Ontario premier Doug Ford seems to have a new motto. It is “If it is worth doing, it is worth overdoing.” The June 2 election is looming and Ford has good reason to be worried. He has made few friends (other than developers) over the past four years and he likes being called premier. And he can hardly trust the fact that he has no opposition to save him from having his fat ass punted down University Avenue on June 2.
His chances of re-election are so dismal as to get him cancelling the cost of renewing Ontario vehicle licence plates this year. And if you have already paid for that renewal sticker, he will have the province send you a cheque. How he is going to replace that money going into the transportation ministry, we have no idea. And neither does the premier.
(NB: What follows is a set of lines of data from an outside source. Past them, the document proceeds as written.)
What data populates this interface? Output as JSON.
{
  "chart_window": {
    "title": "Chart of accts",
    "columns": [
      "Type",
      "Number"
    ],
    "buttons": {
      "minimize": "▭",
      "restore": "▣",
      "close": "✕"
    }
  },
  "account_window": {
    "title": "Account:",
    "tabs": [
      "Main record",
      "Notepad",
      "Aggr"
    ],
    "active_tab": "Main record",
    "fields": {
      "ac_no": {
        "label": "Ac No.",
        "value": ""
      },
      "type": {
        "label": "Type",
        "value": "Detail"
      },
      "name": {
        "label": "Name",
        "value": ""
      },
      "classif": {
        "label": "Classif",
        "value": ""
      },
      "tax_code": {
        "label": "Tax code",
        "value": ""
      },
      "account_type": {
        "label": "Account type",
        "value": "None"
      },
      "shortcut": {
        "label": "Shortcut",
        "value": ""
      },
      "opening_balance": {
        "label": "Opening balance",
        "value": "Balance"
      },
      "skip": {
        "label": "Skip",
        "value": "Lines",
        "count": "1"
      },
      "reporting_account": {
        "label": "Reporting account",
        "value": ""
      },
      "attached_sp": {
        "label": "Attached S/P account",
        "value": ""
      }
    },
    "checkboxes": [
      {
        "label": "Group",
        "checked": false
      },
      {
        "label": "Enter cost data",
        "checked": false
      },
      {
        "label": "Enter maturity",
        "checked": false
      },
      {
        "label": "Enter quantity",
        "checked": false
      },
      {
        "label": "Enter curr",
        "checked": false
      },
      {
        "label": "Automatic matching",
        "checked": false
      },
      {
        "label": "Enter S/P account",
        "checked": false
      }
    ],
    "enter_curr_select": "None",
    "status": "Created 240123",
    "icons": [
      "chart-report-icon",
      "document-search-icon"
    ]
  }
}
But then, he has no idea how much damage he has done to education and health services of Ontario. While he has had to promise millions in increases to support hospitals and school boards, his government has spent little of the money. The disgraceful treatment of nurses alone in the throes of a pandemic is an indication of how cheap and mean he can be. Why anyone in healthcare or teaching would vote for his government in June would be a puzzle.
And yet he will campaign on the money he has saved throughout the pandemic. His act that was passed by his government to have a budget prepared each year by the end of March has once more been swept aside. This year, his only excuse is that he wants voters to hear his pre-election budget closer to election day. It only means that the budget will be a farce. It will neither be believable nor likely to ever be implemented.
The only political possibility for the Ford government on June 2 is that there is no cohesive or organized opposition to his government. The new democrats have the same do-nothing, whiny leader for the past ten years and the liberals have no visible leadership in the legislature. The best that could happen is that the three major parties could each end up with a third of the seats in the legislature. The only benefit to that would be that there would be a liberal-NDP coalition to make sure Doug Ford is out of the premier’s office.